In ‘Street Credibility’ artist-curator Mike Kelley presents a generation of what is known as ‘post-documentary’ photographers who draw their subjects from real life but lace the work with the semi-staged language of studio portraiture. Kelley questions the blurring of boundaries between real and constructed personas in a way that is commensurate with much of his own artwork. By focusing on the construction of identity, he emphasises the photographers’ awareness of and complicity in the process. Drawing mainly from the MoCA’s own collection, Kelley has chosen 200 black-and-white images from the 1940s to the early ‘70s around the theme of street photography. He has chosen giants from this period, such as Diane Arbus, Robert Frank, Lee Friedlander, Danny Lyon, Garry Winogrand and Bill Owens, as well as lesser-known photographers Theo Ehret, Les Krims, Charles Gatewood and Jeffrey Silverthorne. Shown as this generation’s stylistic precursors, albeit with varying degrees of effectiveness, are images by hard-boiled tabloid photographer Weegee, early German social portraitist August Sander, Parisian underground photographer Brassaï and Lisette Model, mentor to Arbus.


  


Heavily influenced by Arbus’s voracious appetite for the odd and uncanny, post-documentary photographers were realists rather than humanists and mined alternative subjects far removed from the honourable, heroic subjects of the previous generation’s humanist photographers. There is no hint in their work, for instance, of the plight of mankind that was the hallmark of the purposeful, social documentary of Farm Security Administration photographers Walker Evans and Dorothea Lange. Likewise, they bucked the moral message of the ‘family of man’ and universal moral consciousness implicit in the images of Henri Cartier-Bresson and others, whose legacy dominated the popular illustrated news magazines of the day. Instead, this generation focused on the fringes – transvestites, wrestlers, entertainers, bikers, nudists, loners, topless dancers – describing psychological rather than social narratives. While not all of the images forefront subcultures, even the relatively benign images of girls on the street, women with their babies or couples in their homes have a gravitational pull towards alienated margins. It is this legacy that later influenced Cindy Sherman and Larry Clarke (both of whom are represented in the exhibition), Nan Goldin, Philip Lorca di-Corcia to a degree, and even Jeff Wall’s highly-constructed street scenes.
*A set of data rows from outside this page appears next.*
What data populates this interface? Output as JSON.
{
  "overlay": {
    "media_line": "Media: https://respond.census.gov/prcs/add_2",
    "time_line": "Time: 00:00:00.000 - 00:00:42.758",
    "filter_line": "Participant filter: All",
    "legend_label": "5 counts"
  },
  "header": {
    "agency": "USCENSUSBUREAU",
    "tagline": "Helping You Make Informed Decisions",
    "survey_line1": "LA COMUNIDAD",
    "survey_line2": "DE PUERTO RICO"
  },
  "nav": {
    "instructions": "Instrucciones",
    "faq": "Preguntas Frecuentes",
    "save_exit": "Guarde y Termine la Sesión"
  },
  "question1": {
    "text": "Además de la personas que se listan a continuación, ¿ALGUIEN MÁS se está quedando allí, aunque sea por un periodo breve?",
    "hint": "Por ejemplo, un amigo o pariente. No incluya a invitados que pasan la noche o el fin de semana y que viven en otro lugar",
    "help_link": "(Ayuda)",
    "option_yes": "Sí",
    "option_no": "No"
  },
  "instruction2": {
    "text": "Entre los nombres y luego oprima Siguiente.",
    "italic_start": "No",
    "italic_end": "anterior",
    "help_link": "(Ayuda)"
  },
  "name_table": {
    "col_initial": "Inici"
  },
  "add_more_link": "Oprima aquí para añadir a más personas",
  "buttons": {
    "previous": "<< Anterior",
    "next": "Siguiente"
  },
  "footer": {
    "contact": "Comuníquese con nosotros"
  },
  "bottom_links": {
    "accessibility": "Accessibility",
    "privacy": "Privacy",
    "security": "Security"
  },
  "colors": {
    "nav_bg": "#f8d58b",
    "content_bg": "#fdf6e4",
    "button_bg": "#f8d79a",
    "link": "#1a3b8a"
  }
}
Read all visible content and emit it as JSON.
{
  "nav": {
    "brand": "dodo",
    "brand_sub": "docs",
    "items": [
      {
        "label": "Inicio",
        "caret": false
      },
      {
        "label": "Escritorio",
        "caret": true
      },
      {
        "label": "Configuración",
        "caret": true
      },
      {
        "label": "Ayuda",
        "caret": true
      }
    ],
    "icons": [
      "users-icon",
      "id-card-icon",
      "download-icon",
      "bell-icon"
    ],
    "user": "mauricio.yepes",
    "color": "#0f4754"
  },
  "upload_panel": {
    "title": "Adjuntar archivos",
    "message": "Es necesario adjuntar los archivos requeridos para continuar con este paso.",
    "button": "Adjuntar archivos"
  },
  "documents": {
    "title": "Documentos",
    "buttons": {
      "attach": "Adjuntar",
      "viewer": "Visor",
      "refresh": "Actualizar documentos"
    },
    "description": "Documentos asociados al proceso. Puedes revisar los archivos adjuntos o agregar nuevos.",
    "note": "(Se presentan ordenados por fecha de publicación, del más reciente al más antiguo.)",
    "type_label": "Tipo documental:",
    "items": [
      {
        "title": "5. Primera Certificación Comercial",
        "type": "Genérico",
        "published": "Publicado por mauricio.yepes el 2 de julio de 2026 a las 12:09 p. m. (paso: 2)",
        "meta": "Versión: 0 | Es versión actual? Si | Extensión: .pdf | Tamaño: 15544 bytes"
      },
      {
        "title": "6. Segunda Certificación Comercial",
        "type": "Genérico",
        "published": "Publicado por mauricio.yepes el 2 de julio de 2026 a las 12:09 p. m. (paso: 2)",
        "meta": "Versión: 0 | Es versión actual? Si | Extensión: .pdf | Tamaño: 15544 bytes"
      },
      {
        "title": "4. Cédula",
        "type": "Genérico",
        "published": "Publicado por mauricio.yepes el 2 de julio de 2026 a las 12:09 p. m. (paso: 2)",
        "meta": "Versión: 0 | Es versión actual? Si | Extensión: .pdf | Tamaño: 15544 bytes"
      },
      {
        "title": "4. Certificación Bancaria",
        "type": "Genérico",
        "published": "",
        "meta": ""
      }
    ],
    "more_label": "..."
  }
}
At first glance Kelley’s selection seems a little predictable, as many images have been shown time and again. In addition, he has grouped images thematically rather than by individual photographer, and after viewing 200 photographs this approach feels very reductive. Nonetheless, Kelley has pinpointed a key turning point in documentary photography when photographers took risks not only in terms of the real life situations they chose to document, but in the uncompromising way they entered their subjects’ lives. These photographers were attracted to personality and patterns of behavior, and this raised questions at the time, and still does, about the degree to which these photographers manipulated their subjects to show them as they wanted to. The MoCA’s press release claims in fact that these photographers were the first to blend the real with the staged. This is partly true, but all photographic images are manipulated to some degree, due to the nature of the medium. The importance of this exhibition lies beyond this, in the self-awareness and self confidence that these photographers possessed about being image-makers. ‘Street Credibility’ reminds us that this generation of photographers didn’t try to pass off their photographs as mirror images of real life, but instead as interpretations of reality.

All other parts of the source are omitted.